Monday, November 09, 12:00 p.m.2:00 p.m.

Kristin McWharter is an artist whose practice uses multidisciplinary approaches to interrogate the relationship between competition and intimacy. She often integrates novel technologies and unexpected material forms to conjoin viewers within immersive sculptural installations and viewer- inclusive performances. Inspired by 20th century sports narrative, collective decision making, and technology as a contemporary spiritual authority, her work imagines new and alternative forms of social behaviors and relationships. Blurring the boundaries of social intimacy and hype culture the work challenges viewer's relationships to affection and antagonism within the larger social context. 

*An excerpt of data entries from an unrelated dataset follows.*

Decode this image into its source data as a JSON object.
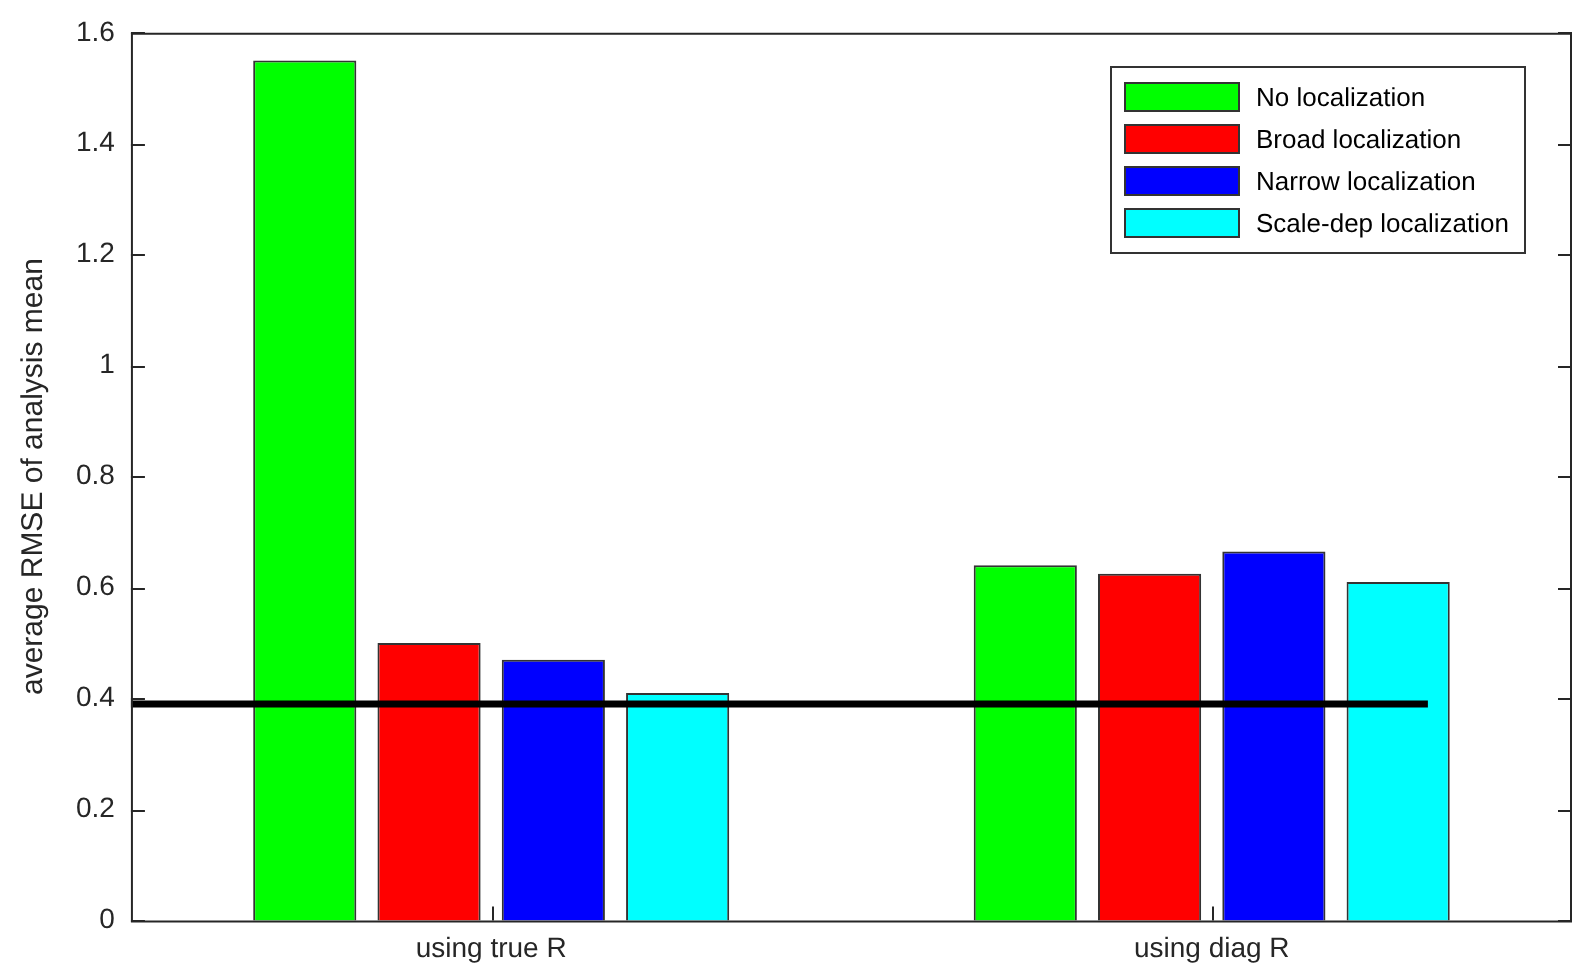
{
  "chart_data": {
    "type": "bar",
    "ylabel": "average RMSE of analysis mean",
    "categories": [
      "using true R",
      "using diag R"
    ],
    "series": [
      {
        "name": "No localization",
        "color": "#00ff00",
        "values": [
          1.55,
          0.64
        ]
      },
      {
        "name": "Broad localization",
        "color": "#ff0000",
        "values": [
          0.5,
          0.625
        ]
      },
      {
        "name": "Narrow localization",
        "color": "#0000ff",
        "values": [
          0.47,
          0.665
        ]
      },
      {
        "name": "Scale-dep localization",
        "color": "#00ffff",
        "values": [
          0.41,
          0.61
        ]
      }
    ],
    "ylim": [
      0,
      1.6
    ],
    "yticks": [
      0,
      0.2,
      0.4,
      0.6,
      0.8,
      1,
      1.2,
      1.4,
      1.6
    ],
    "ref_lines": [
      {
        "axis": "y",
        "value": 0.39,
        "color": "#000000"
      }
    ],
    "legend": "top right",
    "grid": false
  }
}
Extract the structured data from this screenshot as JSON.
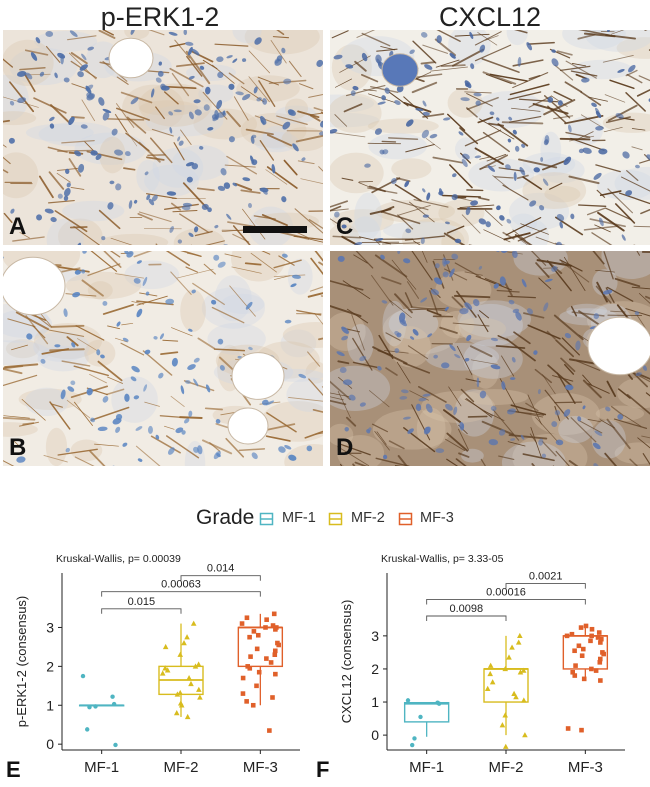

Her work has been exhibited widely including at The Hammer Museum, Walt Disney Concert Hall, Bangkok Arts and Cultural Center, Ars Electronica in Linz, Austria, Museo Altillo Beni in Santa Cruz de la Sierra, Bolivia, and FILE Festival in Sao Paulo, Brazil. McWharter is an Assistant Professor in Art & Technology Studies at SAIC and received her MFA from UCLA in Design Media Arts. She teaches courses in experimental media, art & technology practices, and virtual reality.

How to be a Good Sport

I am struck by how access to virtual “togetherness” keeps us together at this time, it’s difficult to imagine if we would be able to coordinate as effectively without the assistance of webcams, living documents, and digital entertainment. However, I think this increasingly digital world also exposes perhaps a misleading rhetoric around what we mean by “connecting”. Adapting from the physical to an online format feels in some ways like an athletic feat. We are all training to compete in a changing world where the vulnerabilities of our bodies are driving our decision making.  It seems to me that the same structural inequalities that separate us in our physical world similarly affect and mediate our virtual relationships and so right now I am very interested in what it means for people to be “failing“ as digital athletes.